2. Challenge Assumptions (With Empathy)
Many requests for training are actually:
Process issues
Role clarity issues
Leadership issues
Incentive issues
Workload issues
Trusted advisors don’t say “no”, they say: “Let’s make sure we’re solving the right problem.”
Focus on Capability, Not Content
Content is everywhere. Capability is rare.
Trusted advisors shift the conversation from:
“What course do you want?” to
“What capability must we build to achieve the business outcome?”
This is where skills intelligence, talent strategy, and performance consulting intersect.
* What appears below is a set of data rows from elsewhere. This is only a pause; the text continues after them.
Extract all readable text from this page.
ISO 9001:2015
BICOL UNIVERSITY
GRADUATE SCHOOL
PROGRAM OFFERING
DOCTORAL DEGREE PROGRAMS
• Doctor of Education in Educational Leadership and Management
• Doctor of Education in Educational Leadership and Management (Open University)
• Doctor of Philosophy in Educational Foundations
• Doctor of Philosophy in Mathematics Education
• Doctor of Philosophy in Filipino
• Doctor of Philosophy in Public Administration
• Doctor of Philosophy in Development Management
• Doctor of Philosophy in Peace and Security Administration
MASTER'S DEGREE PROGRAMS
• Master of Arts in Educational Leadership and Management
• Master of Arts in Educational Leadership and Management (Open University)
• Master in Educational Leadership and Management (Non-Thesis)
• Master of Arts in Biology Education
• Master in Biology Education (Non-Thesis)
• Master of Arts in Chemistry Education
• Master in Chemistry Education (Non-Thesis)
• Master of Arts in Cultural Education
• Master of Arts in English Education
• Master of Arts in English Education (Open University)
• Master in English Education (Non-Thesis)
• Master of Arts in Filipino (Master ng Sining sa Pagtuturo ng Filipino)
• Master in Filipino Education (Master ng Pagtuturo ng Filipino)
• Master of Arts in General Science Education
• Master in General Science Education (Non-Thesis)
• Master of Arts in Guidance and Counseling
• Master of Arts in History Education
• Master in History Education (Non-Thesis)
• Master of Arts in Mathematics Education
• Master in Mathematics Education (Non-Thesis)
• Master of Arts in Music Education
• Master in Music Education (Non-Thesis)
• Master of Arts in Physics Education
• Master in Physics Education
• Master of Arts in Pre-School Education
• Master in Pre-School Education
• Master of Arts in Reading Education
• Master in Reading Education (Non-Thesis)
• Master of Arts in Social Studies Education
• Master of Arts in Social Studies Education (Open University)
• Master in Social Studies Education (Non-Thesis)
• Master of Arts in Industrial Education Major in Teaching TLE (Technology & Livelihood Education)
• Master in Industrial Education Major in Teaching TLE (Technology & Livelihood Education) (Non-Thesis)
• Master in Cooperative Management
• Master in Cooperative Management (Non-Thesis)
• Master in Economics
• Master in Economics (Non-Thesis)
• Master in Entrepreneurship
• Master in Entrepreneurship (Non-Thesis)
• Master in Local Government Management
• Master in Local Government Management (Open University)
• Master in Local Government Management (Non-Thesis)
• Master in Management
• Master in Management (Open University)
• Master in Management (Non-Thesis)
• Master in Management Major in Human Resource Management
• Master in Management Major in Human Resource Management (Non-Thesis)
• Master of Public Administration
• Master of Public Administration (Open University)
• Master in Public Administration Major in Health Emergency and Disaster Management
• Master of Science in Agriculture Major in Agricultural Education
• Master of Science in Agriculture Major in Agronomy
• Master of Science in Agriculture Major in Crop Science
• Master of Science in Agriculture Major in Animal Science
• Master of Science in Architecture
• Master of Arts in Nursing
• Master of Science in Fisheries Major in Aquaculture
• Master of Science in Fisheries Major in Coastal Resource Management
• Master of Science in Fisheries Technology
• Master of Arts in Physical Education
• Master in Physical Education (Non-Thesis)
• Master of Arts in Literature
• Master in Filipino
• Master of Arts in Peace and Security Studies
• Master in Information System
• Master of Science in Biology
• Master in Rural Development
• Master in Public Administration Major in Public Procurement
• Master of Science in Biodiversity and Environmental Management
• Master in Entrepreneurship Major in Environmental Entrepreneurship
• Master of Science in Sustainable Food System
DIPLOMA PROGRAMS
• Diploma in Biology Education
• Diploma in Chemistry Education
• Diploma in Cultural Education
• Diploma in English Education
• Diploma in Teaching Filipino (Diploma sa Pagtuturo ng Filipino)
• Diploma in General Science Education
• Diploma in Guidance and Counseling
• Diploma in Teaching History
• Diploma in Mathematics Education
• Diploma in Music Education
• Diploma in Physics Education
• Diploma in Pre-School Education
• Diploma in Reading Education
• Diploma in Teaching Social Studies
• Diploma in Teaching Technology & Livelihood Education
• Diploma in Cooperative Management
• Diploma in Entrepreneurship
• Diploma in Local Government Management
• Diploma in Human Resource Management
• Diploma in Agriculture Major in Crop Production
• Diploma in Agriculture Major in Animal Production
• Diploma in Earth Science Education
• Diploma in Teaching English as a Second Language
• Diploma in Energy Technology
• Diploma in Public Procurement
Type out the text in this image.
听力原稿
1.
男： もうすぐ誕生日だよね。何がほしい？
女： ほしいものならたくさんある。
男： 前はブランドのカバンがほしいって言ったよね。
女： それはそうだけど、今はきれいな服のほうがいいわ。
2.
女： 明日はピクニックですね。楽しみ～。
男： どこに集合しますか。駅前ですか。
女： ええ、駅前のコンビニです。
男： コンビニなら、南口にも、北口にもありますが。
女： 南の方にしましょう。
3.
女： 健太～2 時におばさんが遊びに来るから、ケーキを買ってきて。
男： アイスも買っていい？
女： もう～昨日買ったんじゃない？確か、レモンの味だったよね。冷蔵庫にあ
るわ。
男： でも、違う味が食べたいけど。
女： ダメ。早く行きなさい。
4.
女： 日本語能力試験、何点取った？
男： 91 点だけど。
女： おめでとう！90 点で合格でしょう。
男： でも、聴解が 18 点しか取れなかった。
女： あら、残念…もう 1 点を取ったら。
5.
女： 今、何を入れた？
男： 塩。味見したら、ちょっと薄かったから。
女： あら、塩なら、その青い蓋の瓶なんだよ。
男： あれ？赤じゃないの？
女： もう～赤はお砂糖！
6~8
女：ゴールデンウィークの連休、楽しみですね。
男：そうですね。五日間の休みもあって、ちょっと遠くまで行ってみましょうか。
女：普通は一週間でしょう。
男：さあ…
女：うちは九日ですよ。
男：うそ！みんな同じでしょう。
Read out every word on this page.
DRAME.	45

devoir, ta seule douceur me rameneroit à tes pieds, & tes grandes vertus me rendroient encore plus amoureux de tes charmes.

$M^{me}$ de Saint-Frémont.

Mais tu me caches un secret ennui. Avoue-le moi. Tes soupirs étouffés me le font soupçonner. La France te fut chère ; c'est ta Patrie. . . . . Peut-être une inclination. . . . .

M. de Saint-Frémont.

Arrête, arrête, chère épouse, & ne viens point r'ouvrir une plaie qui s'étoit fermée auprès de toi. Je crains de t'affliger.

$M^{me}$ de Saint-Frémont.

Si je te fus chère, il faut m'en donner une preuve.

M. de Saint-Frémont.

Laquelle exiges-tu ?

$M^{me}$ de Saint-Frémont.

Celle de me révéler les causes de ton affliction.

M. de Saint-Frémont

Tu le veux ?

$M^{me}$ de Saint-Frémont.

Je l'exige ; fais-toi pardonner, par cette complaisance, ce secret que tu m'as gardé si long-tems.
Build Credibility Through Insight
Stakeholders trust advisors who help them think more clearly.
This requires:
Business acumen
Systems thinking
Emotional intelligence
Curiosity
The courage to ask the hard questions
As Daniel Goleman and Susan Cain remind us, trust is built through presence, clarity, and emotional regulation, not speed.
Partner, Don’t Serve
Trusted advisors co‑create solutions with the business.
They:
Facilitate thinking
Align stakeholders
Map root causes
Identify the right levers
Measure what matters
This is where L&D becomes a strategic enabler, not a training factory.
Why This Matters Now
Organizations are scaling faster than ever. Leaders are overwhelmed. Teams are stretched thin. Capability gaps are widening. AI is accelerating everything.
In this environment, L&D cannot afford to be reactive.
Trusted Learning Advisors help organizations:
Navigate complexity
Build future‑ready skills
Strengthen leadership pipelines
Improve performance
Reduce risk
Increase retention
Build cultures of learning
This is the work that moves the business forward.
The Emotional Shift (The Part No One Talks About)
For many of us, myself included, this shift is personal.
We grew up in L&D cultures that equated:
Service with value
Responsiveness with partnership
Compliance with credibility
Saying “no” felt like disloyalty. Pushing back felt risky. Asking deeper questions felt uncomfortable.
But becoming a Trusted Learning Advisor requires:
Courage
Boundaries
Identity evolution
Emotional intelligence
A willingness to disappoint in service of impact
This is leadership work, not just L&D work.
The Role of AI in Becoming a Trusted Learning Advisor
AI doesn’t replace the advisor. It amplifies the advisor.
AI can:
Surface skills gaps
Generate insights
Personalize learning
Automate content
Analyze performance data
Provide workflow nudges
But AI cannot:
Build trust
Diagnose culture
Navigate politics
Facilitate alignment
Hold courageous conversations
Understand nuance
The Trusted Learning Advisor of 2026 is a human‑centered strategist supported by AI‑enabled intelligence.
Reflection Questions
L&OD doesn’t earn influence by saying yes to everything. It earns influence by helping the business think more clearly and choosing the right levers to solve the right problems.
Where in your work are you still acting like an order taker, and what would shift if you stepped into the role of advisor instead?
What assumptions about training or performance do you need to challenge in your organization?
What’s one assumption about L&D you need to unlearn?
What’s one courageous conversation you could initiate this month that would move you closer to being a Trusted Learning Advisor?